Gratitude Is a Skill

Lately, I have been thinking about gratitude. We usually treat grateful people like they were just born that way, as if it is some natural trait that only certain people have. But the more I observe myself (and other people), the more it feels like gratitude is not a trait. It is a skill. And if it is a skill, then anyone can learn it with practice.

I see gratitude as a kind of filter, a kind of lens. The situation stays the same, but the meaning shifts depending on how you choose to look at it. This is actually similar to something I read in "The Courage to Be Happy". The book talks about how our feelings follow the meaning we give to events. You are the one who has full control over how to interpret things, and then the emotion comes after. Gratitude fits perfectly into this idea. You do not wait until you feel grateful. You choose to see things in a way that makes gratitude possible.
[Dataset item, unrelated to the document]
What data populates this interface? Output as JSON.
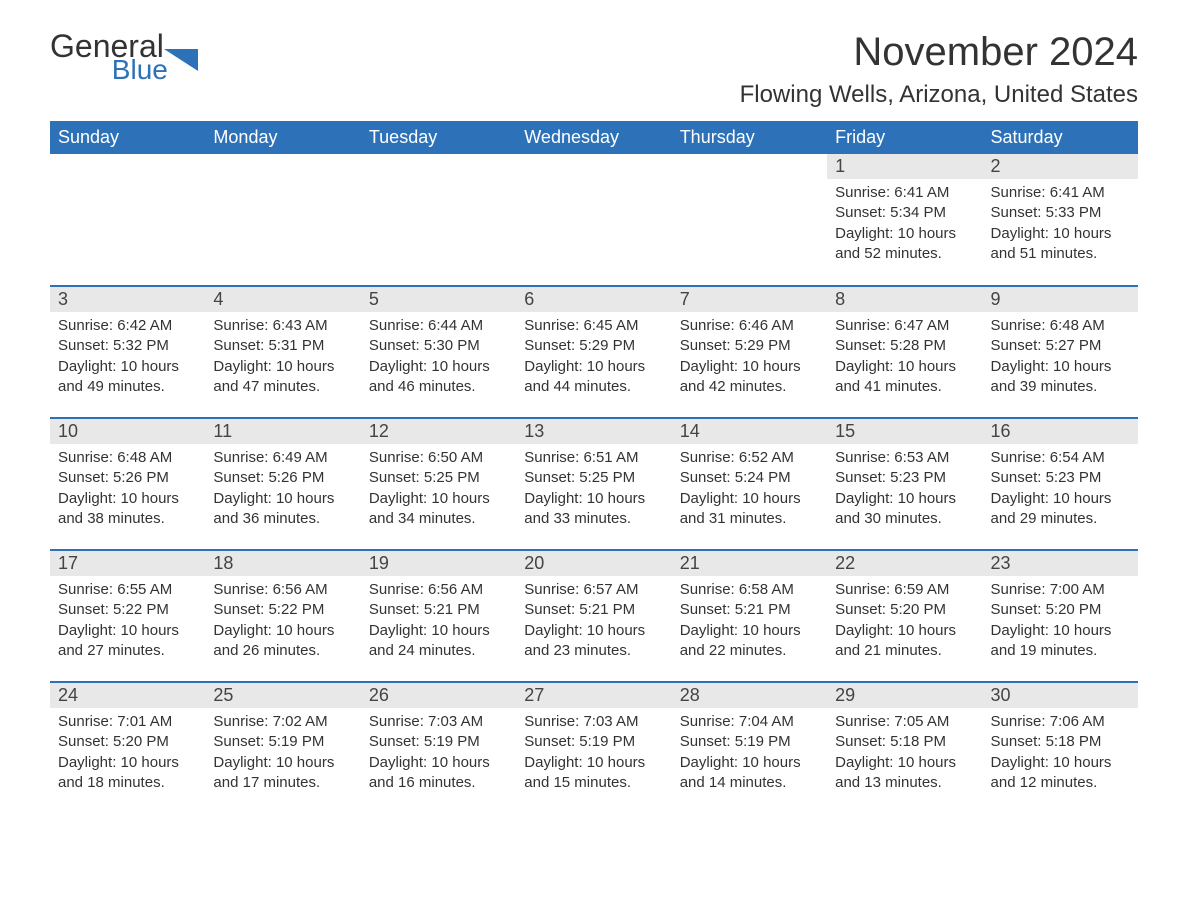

For me, this shows up in very small things. Appreciating something I normally overlook. Noticing one thing that went right before I jump straight to what went wrong. Finding something useful even in a situation I did not like. None of this was natural for me. I had to remind myself to actually do it deliberately. Of course, sometimes I still forget. But whenever I remember, the whole situation feels different.

The interesting thing is that the more I practice it, the easier the skill becomes. Not because life suddenly improves, but because my attention gets trained to look at what is working instead of what is lacking. Exactly like the red car theory.

I am still far from mastering it, and as always, still trying to do better at this. But seeing gratitude as a skill, something I can get better at instead of something I am naturally good or bad at, has made it much more practical for me.